Wildrose Party leader Danielle Smith delivers a keynote speech at her party's annual general...

Wildrose Party leader Danielle Smith delivers a keynote speech at her party's annual general meeting at the Mayfield Inn and Convention Centre in Edmonton, Alta., on November 24, 2012. Party members traveled from across the province to attend. (Ian Kucerak/QMI Agency)

Catherine Griwkowsky, QMI Agency

, Last Updated: 7:58 PM ET

EDMONTON - The Wildrose Party says corporate and union money needs to stay out of political donations in Alberta.

Bill 7, the Elections Accountability Amendment Act, would allow the electoral officer to show wrongdoings and give details on the penalties.

To the Wildrose, that isn’t enough and they say corporate and union donations to political campaigns should be banned.

“(Albertans) want to know that elections and governments aren’t for sale to corporate and union interests,” said Wildrose Leader Danielle Smith. “Elections belong to voters, not corporations and unions with deep pockets.”

A quarter of the Wildrose’s donations came directly from corporations, not including individuals who head corporations. With the new rules, the party would lose $893,432 from corporations.
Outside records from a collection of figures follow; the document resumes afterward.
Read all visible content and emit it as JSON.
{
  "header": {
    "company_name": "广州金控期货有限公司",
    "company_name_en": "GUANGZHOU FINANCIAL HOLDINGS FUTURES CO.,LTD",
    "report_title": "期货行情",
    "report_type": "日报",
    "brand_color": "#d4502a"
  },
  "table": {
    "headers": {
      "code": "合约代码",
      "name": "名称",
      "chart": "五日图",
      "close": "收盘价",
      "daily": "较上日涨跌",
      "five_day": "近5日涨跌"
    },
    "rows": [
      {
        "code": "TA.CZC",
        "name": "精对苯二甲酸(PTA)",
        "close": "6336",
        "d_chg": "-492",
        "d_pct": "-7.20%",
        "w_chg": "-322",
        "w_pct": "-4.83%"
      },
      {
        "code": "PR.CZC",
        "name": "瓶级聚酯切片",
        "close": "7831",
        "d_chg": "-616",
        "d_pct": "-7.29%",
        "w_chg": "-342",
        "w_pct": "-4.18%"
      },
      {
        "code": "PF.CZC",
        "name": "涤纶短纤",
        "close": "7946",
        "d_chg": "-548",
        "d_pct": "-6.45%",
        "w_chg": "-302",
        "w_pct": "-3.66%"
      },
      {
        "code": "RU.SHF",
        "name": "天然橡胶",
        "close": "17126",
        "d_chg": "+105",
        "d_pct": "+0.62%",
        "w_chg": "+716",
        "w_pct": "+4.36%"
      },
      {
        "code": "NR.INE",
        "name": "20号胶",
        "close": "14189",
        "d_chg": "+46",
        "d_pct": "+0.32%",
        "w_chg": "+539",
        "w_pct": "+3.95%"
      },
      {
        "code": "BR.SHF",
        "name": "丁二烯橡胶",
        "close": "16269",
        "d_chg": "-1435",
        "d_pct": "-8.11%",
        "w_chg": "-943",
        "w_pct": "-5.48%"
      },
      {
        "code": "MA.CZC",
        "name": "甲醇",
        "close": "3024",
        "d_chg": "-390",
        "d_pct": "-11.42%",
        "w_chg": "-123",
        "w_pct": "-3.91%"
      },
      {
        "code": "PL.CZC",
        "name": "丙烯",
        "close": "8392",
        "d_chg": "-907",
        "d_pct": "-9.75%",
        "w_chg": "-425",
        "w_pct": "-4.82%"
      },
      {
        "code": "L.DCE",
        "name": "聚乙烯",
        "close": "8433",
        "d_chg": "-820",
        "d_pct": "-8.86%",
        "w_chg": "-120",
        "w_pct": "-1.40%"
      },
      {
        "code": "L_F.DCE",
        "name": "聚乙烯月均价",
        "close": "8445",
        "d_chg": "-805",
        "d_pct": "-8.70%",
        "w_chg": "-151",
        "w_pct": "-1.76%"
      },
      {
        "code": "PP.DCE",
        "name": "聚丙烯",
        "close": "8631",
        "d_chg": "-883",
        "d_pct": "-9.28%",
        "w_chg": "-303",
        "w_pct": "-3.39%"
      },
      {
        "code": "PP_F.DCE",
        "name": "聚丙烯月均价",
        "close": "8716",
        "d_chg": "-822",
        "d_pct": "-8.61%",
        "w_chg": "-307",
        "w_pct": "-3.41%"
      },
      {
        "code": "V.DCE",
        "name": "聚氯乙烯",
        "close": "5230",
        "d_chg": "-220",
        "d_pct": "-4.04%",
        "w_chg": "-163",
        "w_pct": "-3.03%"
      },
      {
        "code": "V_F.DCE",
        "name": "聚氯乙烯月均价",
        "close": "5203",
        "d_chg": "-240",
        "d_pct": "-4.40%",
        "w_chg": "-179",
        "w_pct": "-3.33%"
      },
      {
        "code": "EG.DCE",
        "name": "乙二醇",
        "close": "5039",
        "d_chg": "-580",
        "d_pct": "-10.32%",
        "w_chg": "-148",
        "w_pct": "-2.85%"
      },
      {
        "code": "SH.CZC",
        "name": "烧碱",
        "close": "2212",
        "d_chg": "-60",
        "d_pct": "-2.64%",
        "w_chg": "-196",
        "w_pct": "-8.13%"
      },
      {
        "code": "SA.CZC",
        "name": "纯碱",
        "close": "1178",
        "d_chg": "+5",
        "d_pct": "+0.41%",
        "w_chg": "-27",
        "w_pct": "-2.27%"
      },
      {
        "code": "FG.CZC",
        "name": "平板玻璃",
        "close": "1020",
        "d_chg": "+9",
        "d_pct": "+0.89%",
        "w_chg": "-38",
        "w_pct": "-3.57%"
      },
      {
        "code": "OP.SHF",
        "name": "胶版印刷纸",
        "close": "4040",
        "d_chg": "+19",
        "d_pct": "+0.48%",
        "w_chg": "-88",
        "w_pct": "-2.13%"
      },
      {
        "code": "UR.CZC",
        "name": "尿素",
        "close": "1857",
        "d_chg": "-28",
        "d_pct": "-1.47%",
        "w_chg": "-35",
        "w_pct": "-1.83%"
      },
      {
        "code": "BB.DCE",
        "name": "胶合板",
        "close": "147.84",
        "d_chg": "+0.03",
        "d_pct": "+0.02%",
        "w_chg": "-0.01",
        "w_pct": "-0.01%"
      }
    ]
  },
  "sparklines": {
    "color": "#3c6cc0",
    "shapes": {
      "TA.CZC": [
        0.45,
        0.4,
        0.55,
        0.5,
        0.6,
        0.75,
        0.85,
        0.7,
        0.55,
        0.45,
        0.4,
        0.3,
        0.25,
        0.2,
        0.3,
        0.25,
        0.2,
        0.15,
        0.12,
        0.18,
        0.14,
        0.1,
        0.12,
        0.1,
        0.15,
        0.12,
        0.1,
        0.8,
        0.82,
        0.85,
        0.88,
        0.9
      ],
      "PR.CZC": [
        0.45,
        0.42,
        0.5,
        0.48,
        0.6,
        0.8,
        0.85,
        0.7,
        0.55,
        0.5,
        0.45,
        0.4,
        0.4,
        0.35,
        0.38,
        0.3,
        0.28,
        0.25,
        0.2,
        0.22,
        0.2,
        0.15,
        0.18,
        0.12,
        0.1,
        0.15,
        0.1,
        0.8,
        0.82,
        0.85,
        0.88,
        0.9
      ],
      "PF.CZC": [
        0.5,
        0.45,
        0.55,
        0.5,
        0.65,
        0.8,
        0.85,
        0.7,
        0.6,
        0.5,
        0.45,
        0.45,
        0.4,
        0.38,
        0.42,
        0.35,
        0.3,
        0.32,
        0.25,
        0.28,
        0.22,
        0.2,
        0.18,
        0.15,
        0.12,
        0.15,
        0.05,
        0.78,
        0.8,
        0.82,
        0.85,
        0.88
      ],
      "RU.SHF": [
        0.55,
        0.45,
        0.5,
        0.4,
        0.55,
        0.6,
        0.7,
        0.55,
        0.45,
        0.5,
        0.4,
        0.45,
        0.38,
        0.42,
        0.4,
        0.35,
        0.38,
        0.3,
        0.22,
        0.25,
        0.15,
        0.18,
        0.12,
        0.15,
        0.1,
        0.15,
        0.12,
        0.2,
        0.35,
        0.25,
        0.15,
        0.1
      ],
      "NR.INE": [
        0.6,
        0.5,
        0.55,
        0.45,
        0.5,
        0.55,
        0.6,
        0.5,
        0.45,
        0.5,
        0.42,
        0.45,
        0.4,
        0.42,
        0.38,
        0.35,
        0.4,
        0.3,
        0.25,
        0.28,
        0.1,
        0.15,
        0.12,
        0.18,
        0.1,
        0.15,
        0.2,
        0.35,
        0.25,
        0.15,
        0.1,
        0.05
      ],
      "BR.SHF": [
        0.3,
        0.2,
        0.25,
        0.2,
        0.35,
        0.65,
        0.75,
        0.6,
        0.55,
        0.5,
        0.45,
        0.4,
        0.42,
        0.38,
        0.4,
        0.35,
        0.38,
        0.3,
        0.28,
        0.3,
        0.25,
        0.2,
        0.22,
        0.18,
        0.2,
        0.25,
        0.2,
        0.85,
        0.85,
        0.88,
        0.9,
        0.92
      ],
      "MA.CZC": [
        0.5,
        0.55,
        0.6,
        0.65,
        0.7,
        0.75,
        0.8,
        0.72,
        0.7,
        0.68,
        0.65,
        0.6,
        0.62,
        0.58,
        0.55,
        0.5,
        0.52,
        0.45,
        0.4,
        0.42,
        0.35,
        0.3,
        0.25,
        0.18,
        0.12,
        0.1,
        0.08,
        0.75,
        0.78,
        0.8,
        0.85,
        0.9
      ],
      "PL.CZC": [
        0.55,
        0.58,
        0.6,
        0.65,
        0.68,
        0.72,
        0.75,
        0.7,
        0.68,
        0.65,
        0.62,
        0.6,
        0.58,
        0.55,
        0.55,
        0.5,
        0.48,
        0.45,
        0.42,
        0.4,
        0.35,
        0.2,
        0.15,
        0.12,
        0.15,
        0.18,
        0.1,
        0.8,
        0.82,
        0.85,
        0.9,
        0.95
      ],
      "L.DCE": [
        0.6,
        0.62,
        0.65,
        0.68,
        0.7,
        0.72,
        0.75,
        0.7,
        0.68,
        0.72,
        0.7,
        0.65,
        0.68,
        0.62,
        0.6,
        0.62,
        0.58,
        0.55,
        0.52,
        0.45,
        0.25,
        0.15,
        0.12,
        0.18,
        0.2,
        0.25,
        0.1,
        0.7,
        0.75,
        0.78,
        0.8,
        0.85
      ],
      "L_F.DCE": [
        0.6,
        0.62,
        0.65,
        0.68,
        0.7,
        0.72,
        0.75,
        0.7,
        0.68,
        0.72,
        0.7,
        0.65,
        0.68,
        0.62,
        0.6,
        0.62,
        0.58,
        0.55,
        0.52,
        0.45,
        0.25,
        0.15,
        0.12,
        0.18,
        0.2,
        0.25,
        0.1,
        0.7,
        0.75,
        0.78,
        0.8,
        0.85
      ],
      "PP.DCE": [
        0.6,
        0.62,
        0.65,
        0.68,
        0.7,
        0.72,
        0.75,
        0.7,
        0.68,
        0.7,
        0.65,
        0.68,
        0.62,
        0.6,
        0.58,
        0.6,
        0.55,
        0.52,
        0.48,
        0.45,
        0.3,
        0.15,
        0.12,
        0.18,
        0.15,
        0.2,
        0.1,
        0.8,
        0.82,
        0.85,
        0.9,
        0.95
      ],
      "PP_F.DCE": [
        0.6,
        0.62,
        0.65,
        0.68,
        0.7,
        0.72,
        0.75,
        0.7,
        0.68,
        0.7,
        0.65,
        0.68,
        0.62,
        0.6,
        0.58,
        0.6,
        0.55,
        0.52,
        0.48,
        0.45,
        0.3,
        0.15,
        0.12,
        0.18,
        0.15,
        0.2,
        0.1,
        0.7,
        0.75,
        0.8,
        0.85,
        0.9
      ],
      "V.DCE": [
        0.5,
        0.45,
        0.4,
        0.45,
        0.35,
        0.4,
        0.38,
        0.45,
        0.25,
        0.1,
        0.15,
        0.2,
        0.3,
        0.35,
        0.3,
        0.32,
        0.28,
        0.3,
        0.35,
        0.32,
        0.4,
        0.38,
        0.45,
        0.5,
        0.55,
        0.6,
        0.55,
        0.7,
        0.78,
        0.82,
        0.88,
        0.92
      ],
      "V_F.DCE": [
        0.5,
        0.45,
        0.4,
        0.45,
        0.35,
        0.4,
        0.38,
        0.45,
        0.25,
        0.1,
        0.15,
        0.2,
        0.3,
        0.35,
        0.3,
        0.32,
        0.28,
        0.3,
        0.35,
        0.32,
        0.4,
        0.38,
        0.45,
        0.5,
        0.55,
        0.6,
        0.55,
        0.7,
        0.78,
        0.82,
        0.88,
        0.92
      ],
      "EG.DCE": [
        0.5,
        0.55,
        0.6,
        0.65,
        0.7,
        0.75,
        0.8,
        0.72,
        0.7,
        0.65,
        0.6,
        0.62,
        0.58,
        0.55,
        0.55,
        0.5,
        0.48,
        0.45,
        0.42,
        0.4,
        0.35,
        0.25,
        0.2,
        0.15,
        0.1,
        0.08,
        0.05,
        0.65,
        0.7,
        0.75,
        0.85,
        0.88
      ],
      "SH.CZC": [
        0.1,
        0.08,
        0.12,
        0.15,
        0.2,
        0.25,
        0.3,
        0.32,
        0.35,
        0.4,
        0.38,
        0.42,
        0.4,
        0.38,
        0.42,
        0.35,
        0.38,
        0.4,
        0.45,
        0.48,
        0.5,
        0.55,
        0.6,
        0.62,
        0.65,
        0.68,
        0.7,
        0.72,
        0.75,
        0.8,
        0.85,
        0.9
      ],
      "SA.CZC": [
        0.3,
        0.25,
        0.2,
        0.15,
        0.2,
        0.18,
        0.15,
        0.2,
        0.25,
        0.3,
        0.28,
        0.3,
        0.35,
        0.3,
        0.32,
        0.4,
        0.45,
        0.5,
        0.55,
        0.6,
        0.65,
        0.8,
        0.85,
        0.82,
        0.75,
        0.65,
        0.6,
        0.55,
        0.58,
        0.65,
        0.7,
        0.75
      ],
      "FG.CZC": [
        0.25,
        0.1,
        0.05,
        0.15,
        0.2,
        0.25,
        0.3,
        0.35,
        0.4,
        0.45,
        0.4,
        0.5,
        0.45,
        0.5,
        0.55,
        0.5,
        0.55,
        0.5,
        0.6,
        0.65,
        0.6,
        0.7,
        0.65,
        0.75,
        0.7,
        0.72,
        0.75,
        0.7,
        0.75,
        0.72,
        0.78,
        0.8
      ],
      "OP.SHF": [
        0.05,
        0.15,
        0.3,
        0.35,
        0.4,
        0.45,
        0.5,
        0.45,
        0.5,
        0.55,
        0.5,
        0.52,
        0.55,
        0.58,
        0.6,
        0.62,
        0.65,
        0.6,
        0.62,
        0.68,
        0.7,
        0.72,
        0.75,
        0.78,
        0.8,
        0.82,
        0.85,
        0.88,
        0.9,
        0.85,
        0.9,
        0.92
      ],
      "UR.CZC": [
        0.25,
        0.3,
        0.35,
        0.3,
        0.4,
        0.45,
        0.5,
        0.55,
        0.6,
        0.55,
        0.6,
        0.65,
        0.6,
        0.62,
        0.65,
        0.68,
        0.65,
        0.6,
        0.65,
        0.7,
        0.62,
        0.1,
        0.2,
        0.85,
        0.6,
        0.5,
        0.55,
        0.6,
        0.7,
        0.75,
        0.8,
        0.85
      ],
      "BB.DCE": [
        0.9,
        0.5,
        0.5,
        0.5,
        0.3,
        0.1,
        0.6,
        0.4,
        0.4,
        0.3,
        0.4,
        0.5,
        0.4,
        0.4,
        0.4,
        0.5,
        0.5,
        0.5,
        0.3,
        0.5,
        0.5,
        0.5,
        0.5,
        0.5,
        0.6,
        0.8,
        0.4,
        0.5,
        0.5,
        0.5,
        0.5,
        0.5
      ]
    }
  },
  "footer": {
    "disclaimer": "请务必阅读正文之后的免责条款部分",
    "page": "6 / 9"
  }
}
Additionally, $97,900 from individual donations greater than $10,000 would be out.

Currently, illegal donation investigation results don’t have to be made public, but the bill would also change that.

The Alberta Liberal Party has the least to lose with $4,000 of the total $91,710 coming from unions.

Corporate donations accounted for $979,400 of the PC’s $1,458,526.90 donations greater than $371, with an additional $150,000 from individuals on top of the Wildrose’s suggested limit of $10,000 per person during an election year.

Of donations greater than $371, the NDP collected $330,439.69, and union donations accounted for $217,471.75. Business donations came out to $7,600.

The proposed amendments to the bill would also include closing loopholes, increasing findings from three to seven years, and penalizing parties that accept illegal donations penalties.